La goutte Benzema dans l’océan des relations entre football et médias

Autant le dire d’emblée, il n’est pas question de parler de l’affaire. Non pas parce qu’une instruction est en cours, ce qui n’a pas dérangé grand monde, mais parce que cela n’a pas tellement d’intérêt. En revanche, ce qui semble en avoir, c’est de se demander pourquoi Karim Benzema a « accordé » une interview exclusive au journal de 20h de TF1, chaine partenaire de l’équipe de France. Bien sûr, une affaire qui concerne deux joueurs de l’équipe nationale pourrait avoir des conséquences sportives et ces dernières doivent être envisagées. Bien sûr, Benzema et Valbuena sont deux personnages publics français et dont l’actualité intéresse les gens ; mais aussi parce qu’ils doivent, paraît-il, donner l’exemple aux jeunes générations. Cependant, il n’en sera pas question dans cet article.
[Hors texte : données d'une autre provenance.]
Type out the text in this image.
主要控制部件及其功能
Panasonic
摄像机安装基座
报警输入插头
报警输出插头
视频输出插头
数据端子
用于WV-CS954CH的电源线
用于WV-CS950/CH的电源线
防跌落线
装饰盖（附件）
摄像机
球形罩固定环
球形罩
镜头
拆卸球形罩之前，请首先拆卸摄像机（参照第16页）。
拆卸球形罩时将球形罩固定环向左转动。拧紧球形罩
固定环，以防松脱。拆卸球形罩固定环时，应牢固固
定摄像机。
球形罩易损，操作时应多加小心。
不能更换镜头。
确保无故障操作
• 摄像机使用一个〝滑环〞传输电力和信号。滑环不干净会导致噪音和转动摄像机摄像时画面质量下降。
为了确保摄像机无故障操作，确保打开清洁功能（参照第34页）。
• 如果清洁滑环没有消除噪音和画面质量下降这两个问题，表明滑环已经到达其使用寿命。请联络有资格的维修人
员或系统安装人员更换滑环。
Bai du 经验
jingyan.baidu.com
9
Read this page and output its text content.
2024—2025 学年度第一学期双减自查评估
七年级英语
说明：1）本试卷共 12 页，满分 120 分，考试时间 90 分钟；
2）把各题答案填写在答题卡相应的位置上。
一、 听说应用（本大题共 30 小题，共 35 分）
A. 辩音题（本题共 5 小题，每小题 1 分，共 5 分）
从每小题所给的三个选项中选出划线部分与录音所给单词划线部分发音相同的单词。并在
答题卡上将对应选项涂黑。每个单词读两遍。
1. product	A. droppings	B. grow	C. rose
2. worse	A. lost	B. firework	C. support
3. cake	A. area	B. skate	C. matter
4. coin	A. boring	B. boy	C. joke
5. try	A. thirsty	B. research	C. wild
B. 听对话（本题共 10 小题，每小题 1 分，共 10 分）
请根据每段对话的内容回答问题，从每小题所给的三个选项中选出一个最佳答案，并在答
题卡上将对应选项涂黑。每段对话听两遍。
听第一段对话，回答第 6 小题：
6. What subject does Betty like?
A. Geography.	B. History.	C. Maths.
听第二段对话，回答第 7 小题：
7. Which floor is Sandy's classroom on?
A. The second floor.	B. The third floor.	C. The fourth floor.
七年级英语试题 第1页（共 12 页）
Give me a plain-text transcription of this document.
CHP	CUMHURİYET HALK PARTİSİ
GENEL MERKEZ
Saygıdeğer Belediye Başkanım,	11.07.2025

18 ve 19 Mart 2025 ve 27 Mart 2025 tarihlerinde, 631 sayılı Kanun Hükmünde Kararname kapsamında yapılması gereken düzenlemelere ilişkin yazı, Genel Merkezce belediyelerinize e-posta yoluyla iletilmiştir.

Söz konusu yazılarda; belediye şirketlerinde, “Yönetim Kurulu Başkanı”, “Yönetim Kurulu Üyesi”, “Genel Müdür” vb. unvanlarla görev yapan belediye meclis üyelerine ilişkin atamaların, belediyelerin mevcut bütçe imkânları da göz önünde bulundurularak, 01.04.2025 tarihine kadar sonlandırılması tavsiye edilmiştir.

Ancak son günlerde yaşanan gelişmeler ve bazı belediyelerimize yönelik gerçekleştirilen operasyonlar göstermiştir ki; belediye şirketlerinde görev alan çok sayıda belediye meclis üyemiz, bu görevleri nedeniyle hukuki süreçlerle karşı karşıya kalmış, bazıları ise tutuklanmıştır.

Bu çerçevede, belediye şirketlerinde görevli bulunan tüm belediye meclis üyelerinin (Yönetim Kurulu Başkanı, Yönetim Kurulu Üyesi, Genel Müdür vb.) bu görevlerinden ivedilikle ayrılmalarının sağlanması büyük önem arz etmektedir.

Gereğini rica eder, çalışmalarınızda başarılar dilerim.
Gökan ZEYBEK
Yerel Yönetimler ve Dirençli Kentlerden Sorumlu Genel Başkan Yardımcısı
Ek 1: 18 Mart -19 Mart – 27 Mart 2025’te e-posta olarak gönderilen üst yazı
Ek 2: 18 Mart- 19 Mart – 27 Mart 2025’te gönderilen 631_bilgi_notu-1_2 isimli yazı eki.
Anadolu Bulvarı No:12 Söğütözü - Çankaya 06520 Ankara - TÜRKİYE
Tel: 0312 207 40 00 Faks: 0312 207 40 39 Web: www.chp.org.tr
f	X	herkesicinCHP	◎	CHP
Au contraire, il s’agira d’essayer de prendre du recul sur la situation actuelle, de prendre le détour Benzema pour tenter de décrire la partition jouée par les grands médias dans les rouages du football. Car le traitement médiatique de cette affaire n’est qu’un élément, qu’une conséquence du rôle non pas grandissant, mais essentiel que jouent ces derniers. Une théorie du football sans traiter des médias n’a que peu de sens, c’est pourquoi il faut tenter de dresser une ébauche de leur rôle de manière globale. Si le modèle décrit dans cet article ne peut se comprendre que de manière abstraite, il n’en est pas moins subjectif. Et s’il permet de provoquer des réactions qui poussent à penser ce rôle des médias dans notre sport, son objectif premier sera rempli.

Que faisait Karim Benzema au 20h de TF1 ?

Moins d’un mois après que l’état d’urgence a été décrété puis prolongé, que la France a intensifié ses frappes aériennes sur Daesh, l’affaire Valbuena/Benzema reçoit les honneurs d’un des journaux télévisés les plus suivis. Sans rentrer dans le débat de la hiérarchisation des informations, il faut tout de même souligner que cela interpelle, mais passons. À dire vrai, la seule question importante est de savoir quel est le contexte dans lequel Benzema a « accordé » cette interview à TF1. Pour ce faire, il semble qu’il faille repartir de la base, ainsi remonter aux origines du développement du football professionnel. Si la question s’apparente de prime abord à celle de la poule et de l’œuf, il est néanmoins difficilement contestable que les médias aient largement contribué au développement originel du football. Car en définitive, la différence entre un match amateur et professionnel est que dans le second, les joueurs font leur métier. Mais pour qu’ils soient payés, encore faut-il qu’il y ait des gens intéressés par la rencontre et pour cela, il faut qu’ils soient au courant de sa tenue. Il paraît à ce titre logique d’attribuer une part importante de la venue de ce public aux entités qui gèrent la diffusion de l’information à la population : les médias. Ainsi y aurait-il dans cette vision une première phase du rôle de ces derniers dans le football, celle de la diffusion de l’information. Il est très vraisemblable, dans ce raisonnement parfaitement abstrait, que le football n’eut jamais été ce qu’il est aujourd’hui sans leur concours.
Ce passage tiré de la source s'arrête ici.